Dies führte ihn unweigerlich zurück zu seinem Ausgangspunkt: Was wusste Albus Dumbledore über Yugi? Oder was glaubte er zu wissen? 

Die Antworten darauf waren so vielzählig wie einzelne Sandkörner in der Wüste. Er hätte von Yugis Nachforschungen Wind bekommen können. Man hätte ihn auch über die zahlreichen magischen Vorkommnisse in Kenntnis setzen können, die sich noch in Domino ereignet hatten. Wenn es eine magische Regierung in Großbritannien gab, dann musste dementsprechend auch in Japan eine existieren. Unweigerlich zuckten Atemus Mundwinkel. Ihn belustigte die Vorstellung, dass in dem Land, in welchem Seto Kaiba lebte und seine Strippen zog, eine magische Parallelgesellschaft existierte und vor allem praktizierte, ohne dass dieser Kenntnis davon besaß. Atemu fragte sich, wie groß Kaibas Entsetzen wohl wäre, wenn man ihm dies eröffnete, und spielte mit dem Gedanken, selbst der entsprechende Bote zu sein. Doch er hatte sich kaum an diesem Szenario erfreut, als ihm wieder klar wurde, wie brenzlig ihre eigene Lage dadurch wurde. Eine magische Regierung musste von all der Magie erfahren haben, die aus den Schattenspielen hervorgebrochen war. Aber warum war es dann Professor Dumbledore, der ein Auge auf Yugi warf, wo er doch mit der Regierung gebrochen hatte? Und warum jetzt? Die letzten Schattenspiele lagen Jahre zurück …  
 

Atemus Kopf ruckte plötzlich hoch. Die Erkenntnis traf ihn wie ein Schlag. Es musste einen Zusammenhang mit Lord Voldemort geben. Warum sonst hätte man Yugi ausgerechnet zu einer Zeit einladen sollen, in der die magische Welt von einem böswilligen Magier heimgesucht wurde? War dieser Lord Voldemort etwa hinter Yugi her? Hatte er irgendwie von den Millenniumsgegenständen erfahren? Atemu hatte zu Zeiten seiner Regentschaft befohlen, fast alles Wissen über die Millenniumsgegenstände zu vernichten. Fast alles, aber nicht alles. Es hatte den Clans der Grabwächter oblegen, dieses unsägliche Wissen über Generationen hinweg weiterzureichen. Sie hätten es im Geheimen tun sollen. Aber war es auch so geschehen? Menschen machten Fehler. Das lag in der Natur der Dinge. Er hatte zahllose begangen. Die Ishtars ebenso. Schah Dee auch. Das Wissen, welches unter der Erde hätte versiegelt bleiben sollen, hätte an durch Risse an die Oberfläche gelangen können und …
 

Ein leises Geräusch ließ Atemu aus seinen Gedanken fahren, die sofort wie weggeblasen erschienen. Er sprang auf, die Augen schmal, indessen er den Raum überprüfte. Fast schon erwartete er, die riesigen, lampenartigen Augen des Katers Krumbein zu entdecken, die sich im Schatten lauernd auf ihn gerichtet hatten. 

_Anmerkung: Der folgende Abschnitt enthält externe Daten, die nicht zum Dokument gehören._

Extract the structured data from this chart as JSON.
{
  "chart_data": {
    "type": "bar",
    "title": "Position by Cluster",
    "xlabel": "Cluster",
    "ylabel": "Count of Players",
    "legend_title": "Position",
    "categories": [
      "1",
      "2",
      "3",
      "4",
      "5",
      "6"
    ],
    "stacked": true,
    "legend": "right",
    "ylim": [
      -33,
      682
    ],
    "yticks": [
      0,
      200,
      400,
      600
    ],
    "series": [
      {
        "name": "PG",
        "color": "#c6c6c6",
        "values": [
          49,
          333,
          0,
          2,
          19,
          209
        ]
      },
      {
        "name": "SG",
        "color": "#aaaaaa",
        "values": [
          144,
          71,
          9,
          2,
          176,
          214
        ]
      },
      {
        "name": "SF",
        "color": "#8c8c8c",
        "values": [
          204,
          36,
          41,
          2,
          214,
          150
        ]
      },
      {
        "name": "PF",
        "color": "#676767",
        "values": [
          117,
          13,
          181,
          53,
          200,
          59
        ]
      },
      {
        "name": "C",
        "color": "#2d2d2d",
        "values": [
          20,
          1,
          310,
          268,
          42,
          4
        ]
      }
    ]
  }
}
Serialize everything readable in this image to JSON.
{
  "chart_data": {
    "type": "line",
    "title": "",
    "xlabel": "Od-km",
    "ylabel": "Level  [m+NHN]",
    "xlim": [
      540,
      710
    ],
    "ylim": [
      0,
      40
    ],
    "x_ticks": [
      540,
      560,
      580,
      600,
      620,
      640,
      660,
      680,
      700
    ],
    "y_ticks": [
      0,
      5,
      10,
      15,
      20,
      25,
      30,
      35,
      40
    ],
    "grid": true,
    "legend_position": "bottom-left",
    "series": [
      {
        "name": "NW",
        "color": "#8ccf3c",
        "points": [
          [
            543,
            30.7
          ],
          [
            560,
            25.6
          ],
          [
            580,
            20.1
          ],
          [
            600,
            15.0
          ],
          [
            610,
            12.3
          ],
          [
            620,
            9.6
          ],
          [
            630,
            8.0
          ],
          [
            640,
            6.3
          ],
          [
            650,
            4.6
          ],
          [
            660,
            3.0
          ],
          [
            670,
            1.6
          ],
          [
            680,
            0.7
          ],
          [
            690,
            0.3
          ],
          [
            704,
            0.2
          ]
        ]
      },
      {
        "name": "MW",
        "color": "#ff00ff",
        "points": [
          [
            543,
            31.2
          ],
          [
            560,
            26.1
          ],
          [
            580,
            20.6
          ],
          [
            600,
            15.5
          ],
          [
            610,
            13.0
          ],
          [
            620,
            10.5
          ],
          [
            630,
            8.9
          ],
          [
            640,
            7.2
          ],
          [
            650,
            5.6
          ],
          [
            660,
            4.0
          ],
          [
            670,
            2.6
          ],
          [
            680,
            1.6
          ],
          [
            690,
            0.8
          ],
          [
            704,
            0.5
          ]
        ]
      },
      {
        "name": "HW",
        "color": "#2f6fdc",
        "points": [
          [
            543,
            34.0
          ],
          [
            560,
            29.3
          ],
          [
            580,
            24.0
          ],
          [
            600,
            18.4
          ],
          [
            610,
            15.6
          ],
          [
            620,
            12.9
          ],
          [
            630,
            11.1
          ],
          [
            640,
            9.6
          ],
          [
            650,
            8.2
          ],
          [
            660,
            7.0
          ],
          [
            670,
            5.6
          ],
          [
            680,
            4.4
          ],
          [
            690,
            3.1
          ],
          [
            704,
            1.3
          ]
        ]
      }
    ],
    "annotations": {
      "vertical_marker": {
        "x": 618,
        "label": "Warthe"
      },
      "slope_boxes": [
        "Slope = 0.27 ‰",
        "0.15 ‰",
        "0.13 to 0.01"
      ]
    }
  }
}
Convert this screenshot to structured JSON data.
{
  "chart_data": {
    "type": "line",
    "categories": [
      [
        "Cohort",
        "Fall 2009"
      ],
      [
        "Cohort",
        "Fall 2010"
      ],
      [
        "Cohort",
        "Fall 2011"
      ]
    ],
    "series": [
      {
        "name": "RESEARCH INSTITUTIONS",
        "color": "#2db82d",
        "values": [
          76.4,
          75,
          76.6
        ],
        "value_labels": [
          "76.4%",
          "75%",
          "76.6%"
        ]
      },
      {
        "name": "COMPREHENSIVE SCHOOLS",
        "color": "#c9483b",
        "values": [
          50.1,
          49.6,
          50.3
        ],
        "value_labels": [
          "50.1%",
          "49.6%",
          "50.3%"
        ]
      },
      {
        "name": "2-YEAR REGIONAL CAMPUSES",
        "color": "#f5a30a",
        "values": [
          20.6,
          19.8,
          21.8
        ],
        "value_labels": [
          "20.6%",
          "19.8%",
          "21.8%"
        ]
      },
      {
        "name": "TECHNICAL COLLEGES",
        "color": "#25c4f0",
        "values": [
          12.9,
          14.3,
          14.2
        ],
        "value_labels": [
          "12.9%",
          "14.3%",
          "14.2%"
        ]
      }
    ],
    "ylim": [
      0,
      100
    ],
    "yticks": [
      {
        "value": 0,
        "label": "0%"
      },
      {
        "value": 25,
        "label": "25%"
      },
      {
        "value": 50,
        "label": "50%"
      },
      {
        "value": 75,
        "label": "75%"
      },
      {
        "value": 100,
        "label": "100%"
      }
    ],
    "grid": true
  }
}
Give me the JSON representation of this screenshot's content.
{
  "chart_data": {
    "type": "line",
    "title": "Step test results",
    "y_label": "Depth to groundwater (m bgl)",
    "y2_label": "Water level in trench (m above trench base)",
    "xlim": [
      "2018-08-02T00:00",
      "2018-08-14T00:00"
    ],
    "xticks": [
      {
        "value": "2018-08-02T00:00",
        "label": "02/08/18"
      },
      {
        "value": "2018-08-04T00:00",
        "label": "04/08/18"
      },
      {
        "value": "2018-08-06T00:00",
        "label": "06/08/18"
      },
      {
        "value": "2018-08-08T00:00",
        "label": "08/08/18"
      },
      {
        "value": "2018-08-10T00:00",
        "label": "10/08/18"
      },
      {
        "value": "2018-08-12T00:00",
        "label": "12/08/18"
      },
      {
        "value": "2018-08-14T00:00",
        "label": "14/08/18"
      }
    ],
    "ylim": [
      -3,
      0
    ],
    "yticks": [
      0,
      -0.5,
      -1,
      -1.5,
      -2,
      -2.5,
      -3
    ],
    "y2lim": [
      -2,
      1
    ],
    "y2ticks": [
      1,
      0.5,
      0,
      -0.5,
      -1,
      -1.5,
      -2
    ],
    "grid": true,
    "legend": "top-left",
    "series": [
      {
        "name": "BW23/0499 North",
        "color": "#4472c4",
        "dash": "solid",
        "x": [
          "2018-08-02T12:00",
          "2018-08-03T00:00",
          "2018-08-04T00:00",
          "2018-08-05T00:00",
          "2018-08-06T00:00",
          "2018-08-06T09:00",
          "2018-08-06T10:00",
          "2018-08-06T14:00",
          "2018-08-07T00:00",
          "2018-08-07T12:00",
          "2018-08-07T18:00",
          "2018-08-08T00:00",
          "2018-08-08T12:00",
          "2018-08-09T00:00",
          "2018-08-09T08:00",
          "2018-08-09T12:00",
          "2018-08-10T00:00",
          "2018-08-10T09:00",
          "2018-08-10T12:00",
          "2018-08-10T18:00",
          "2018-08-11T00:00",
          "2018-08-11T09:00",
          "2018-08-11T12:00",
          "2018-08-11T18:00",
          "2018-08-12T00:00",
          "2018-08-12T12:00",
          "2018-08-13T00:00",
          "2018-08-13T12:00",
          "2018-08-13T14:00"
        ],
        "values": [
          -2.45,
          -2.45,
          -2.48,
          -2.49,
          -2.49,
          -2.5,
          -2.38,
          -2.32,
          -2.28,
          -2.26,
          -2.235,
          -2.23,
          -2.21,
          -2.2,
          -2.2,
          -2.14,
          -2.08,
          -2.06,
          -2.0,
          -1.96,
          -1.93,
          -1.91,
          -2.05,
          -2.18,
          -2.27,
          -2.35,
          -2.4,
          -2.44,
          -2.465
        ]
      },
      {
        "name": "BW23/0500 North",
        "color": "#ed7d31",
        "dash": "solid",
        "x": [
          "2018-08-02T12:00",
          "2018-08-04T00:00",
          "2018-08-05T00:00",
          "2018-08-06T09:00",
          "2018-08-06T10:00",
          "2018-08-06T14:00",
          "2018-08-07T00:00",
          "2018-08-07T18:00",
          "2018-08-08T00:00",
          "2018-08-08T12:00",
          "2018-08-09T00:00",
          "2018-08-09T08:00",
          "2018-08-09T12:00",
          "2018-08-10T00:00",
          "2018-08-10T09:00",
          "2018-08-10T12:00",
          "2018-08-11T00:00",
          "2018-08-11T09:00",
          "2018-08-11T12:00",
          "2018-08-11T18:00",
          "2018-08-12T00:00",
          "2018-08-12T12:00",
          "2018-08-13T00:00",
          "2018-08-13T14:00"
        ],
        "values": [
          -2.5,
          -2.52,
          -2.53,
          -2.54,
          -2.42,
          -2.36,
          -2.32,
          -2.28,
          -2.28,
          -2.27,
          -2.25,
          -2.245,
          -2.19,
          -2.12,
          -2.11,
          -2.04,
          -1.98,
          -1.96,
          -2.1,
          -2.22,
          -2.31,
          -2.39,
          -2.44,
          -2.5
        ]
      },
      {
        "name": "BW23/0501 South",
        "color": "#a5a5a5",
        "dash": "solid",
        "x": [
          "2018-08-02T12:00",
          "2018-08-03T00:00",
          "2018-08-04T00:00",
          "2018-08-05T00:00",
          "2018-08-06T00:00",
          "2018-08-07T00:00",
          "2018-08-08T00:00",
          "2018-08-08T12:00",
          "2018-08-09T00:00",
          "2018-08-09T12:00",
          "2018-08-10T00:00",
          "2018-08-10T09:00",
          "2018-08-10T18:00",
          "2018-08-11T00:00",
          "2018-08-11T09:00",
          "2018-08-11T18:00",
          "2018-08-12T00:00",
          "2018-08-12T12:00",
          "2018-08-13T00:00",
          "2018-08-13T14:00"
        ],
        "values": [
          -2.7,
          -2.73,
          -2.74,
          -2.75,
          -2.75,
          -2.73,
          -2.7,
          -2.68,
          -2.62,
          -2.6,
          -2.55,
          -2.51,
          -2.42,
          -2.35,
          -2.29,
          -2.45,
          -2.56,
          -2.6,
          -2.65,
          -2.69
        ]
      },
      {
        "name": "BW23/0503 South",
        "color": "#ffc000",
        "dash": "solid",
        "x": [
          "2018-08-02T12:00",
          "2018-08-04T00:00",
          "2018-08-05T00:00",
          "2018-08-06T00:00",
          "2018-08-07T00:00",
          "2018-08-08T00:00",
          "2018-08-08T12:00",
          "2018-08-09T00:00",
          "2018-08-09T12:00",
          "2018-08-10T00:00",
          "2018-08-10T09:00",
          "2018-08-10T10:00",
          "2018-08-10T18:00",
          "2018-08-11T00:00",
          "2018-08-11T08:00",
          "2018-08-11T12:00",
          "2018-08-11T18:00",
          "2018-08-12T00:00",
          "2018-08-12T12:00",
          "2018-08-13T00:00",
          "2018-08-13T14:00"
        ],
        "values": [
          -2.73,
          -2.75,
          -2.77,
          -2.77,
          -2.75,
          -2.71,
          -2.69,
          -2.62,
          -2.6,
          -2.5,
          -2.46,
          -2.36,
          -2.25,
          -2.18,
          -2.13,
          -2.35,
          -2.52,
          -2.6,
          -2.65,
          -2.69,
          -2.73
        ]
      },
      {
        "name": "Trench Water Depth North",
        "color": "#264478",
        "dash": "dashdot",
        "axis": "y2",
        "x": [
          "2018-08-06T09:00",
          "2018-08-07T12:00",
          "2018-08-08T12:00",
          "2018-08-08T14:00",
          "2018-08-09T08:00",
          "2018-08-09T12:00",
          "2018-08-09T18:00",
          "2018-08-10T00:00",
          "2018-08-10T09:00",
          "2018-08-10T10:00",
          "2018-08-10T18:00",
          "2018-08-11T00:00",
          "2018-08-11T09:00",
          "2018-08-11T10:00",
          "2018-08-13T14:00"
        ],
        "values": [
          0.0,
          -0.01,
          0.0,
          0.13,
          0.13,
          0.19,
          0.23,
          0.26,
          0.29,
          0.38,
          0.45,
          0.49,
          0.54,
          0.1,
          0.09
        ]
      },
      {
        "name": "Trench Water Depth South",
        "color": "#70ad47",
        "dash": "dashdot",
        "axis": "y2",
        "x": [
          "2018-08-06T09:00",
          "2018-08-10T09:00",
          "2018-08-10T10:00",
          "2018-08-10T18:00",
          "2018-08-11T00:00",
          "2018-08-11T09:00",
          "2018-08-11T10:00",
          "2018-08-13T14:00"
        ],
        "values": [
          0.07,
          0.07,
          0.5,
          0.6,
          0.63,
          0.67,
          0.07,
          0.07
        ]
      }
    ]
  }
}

Aber da war kein Kater, der geheimnisvoll durch die Nacht pirschte. Da war nur Yugi, der sich im Schlaf bewegte. 
 

Atemu schellte sich selbst, ob seiner wachsenden Paranoia. Sicherlich, der Kater mochte seine Existenz erahnen. Tiere – ganz besonders magische – besaßen womöglich hinreichend Feingefühl, um die subtilen Differenzen zwischen ihren Persönlichkeiten zu registrieren. Aber der Kater war keine Gefahr für Yugi. Er durfte sich vom ihm nicht aus der Bahn werfen lassen. Seine innere Unruhe musste sich auf Yugi übertragen haben. Eine Seele, die sich in einem Zustand der Entspannung befand, war viel empfänglicher für die Gefühle, welche sich über ihre mentale Verbindung kanalisierten.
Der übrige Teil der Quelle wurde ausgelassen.